UK PM May seeks Brexit fix in talks with rivals

0
70

Brexit battle resumes
news desk
LONDON
British Prime Minister Theresa May scrambled to put together a new Brexit strategy on Thursday with cross-party talks after MPs sparked political turmoil by rejecting her previous agreement with the EU.
May reached out to rival parties on Wednesday night shortly after surviving a no-confidence vote, hoping to hammer out a Brexit fix that she could present to parliament on Monday.
Just over two months remain before the world’s fifth-largest economy is due to leave the EU, its closest trading partner, after 46 years.
But the island nation is still embroiled in many of the same arguments that were raging when voters defied government warnings and voted to leave in a 2016 referendum. May’s olive branch offer came after a hectic 24 hours that saw her Brexit deal defeated by a historic margin in one vote and her government then cling on to power in a second one, by a narrow margin of 325 to 306. May conceded in a Wednesday night television address to the nation that Britons might find the political upheaval “unsettling.”
She called on the opposition Labour party and its smaller pro-EU allies “to put self-interest aside” and attempt to find a solution to end the deadlock.
“The government approaches these meetings in a constructive spirit and I urge others to do the same,” she said. But May ran into immediate hurdles as top MPs set out demands and conditions contradictory to the government’s current stance. Labour leader Jeremy Corbyn said he would only sit down with May if she ruled out the possibility of a “no-deal Brexit.”
That scenario would see trade barriers go up overnight as existing agreements between Britain and the EU expire on March 29.
May’s meetings late Wednesday with top MPs from the pro-EU Liberal Democratic Party and the Scottish and Welsh nationalist parties also yielded fresh demands.
The Scottish National Party (SNP) is trying to rule out “no-deal” and secure a second referendum, which could only be held if Brexit is postponed.
“For any discussion between your government and the SNP to be meaningful, these options must be on the table,” SNP parliament leader Ian Blackford said in a letter to May released after their meeting. But Liberal Democrat chief Vince Cable said May showed a strong desire to engage with her parliamentary foes. “I think in the current state of crisis that is a positive,” Cable told BBC Radio.
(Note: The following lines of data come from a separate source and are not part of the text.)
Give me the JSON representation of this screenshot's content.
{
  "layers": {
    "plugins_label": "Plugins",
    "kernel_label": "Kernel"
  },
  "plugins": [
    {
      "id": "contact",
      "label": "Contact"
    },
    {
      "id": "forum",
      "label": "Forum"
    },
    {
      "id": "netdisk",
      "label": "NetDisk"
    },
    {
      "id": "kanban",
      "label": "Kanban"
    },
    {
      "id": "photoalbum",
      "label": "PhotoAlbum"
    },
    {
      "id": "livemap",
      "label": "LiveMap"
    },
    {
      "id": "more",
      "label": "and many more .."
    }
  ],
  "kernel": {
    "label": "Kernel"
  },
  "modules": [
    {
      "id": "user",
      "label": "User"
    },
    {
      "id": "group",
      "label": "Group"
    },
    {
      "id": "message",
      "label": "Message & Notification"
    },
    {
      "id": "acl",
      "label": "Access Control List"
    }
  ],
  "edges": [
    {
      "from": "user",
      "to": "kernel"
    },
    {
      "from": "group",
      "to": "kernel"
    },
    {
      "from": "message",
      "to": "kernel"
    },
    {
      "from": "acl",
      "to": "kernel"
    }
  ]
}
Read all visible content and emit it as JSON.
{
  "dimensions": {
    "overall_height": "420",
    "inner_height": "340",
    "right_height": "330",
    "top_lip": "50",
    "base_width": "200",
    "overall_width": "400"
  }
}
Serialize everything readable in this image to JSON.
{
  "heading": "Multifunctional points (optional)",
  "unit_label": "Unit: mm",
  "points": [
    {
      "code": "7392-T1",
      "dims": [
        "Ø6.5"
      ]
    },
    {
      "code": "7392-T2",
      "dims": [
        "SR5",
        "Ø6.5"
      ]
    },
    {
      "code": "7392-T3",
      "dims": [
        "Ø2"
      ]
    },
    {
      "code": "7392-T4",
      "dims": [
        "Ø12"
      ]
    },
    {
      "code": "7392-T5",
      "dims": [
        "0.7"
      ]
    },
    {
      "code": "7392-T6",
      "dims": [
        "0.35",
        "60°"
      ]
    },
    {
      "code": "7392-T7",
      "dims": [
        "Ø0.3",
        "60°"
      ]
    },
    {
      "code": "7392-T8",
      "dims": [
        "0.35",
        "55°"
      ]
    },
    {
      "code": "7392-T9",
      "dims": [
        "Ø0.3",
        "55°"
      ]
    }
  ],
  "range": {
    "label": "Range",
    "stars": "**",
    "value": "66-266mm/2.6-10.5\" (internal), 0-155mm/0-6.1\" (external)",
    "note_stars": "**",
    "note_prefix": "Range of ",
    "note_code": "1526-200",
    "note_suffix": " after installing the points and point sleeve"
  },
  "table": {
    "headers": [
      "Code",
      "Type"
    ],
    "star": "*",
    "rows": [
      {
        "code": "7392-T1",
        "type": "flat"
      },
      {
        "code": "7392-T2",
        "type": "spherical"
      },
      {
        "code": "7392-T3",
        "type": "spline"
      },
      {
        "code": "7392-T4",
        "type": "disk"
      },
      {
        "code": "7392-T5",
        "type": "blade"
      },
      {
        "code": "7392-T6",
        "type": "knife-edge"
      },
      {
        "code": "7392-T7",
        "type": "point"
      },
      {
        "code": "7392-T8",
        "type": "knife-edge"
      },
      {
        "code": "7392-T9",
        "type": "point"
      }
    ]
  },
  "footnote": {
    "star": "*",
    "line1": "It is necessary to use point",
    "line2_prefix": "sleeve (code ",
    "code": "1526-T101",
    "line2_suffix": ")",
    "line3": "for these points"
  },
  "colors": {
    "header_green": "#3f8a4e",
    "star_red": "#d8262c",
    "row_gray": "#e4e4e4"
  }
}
May herself hinted on Wednesday that Brexit might be postponed if London rallies around a single set of proposals that it could present to the other 27 EU leaders.
She told parliament that Brussels would allow this “if it was clear that there was a plan toward moving toward an agreed deal.” The British pound has rallied over the course of the week on expectations of a delay to Brexit. Such a postponement would stop the UK immediately crashing out of the world’s largest single market.
But May has so far stuck to two Brexit principles that — if broken — could see more members of her own Conservative party revolt: limiting EU migration and pursuing an independent trade policy.
Both of those red lines are at odds with opposition hopes for membership of an EU customs union or its single market.
“We can’t stay in the current EU customs union,” Conservative party chairman Brandon Lewis told BBC Radio.